Welles told his listeners that Martians had landed in town, killing 7,000 soldiers, and then marched through the Watchung Mountains and into the New Jersey swamps. Equipped with death rays, the space invaders reportedly began advancing on New York City, Chicago, and St. Louis.

"William Dock saw the water tower in the moonlight, thought it was a spacecraft," Sanders told the Star-Ledger of a neighbor's actions. "He took a couple shots at it with his double-barreled shotgun. We sat down and listened to it on the radio. Some of the local people put their families in their cars and drove out of town."

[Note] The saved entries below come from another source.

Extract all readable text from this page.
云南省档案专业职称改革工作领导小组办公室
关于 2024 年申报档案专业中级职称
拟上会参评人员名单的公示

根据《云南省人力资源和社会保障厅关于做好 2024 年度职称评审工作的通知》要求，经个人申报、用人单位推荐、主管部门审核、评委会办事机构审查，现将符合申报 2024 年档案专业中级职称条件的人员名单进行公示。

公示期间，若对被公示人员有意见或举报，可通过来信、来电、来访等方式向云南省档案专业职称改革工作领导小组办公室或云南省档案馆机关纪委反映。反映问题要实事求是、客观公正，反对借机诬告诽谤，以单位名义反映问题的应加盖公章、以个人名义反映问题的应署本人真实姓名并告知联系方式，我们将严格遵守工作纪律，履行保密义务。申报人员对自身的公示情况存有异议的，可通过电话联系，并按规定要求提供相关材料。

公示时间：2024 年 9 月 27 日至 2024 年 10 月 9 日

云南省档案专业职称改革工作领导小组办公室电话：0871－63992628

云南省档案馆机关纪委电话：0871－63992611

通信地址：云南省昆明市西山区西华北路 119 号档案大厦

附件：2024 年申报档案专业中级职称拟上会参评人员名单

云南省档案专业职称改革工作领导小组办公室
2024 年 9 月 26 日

But Slate.com wrote Monday about a new study states the panic around the fake broadcast was also faked, hyped up by newspapers to hopes to discredit radio broadcasts to advertisers.

Professors Jefferson Pooley of Muhlenburg College and Michael Socolow of the University of Maine wrote for Slate that most of the panic was pure myth. Citing ratings and surveys taken after the broadcast, including one by CBS which aired Welles' faux story, the two revealed that far fewer people actually heard the show than were reported in hysterics.

"In the first place, most people didn’t hear it," CBS’s Frank Stanton would later say, wrote Pooley and Socolow. "But those who did hear it, looked at it is as a prank and accepted it that way."

National Public Radio said Slate believed newspapers intentionally hyped the broadcast in hopes to hurt radio, stating the industry wanted to "seize the opportunity presented by Welles' program to discredit radio as a source of news. The newspaper industry sensationalized the panic to prove to advertisers, and regulators, that radio management was irresponsible and not to be trusted."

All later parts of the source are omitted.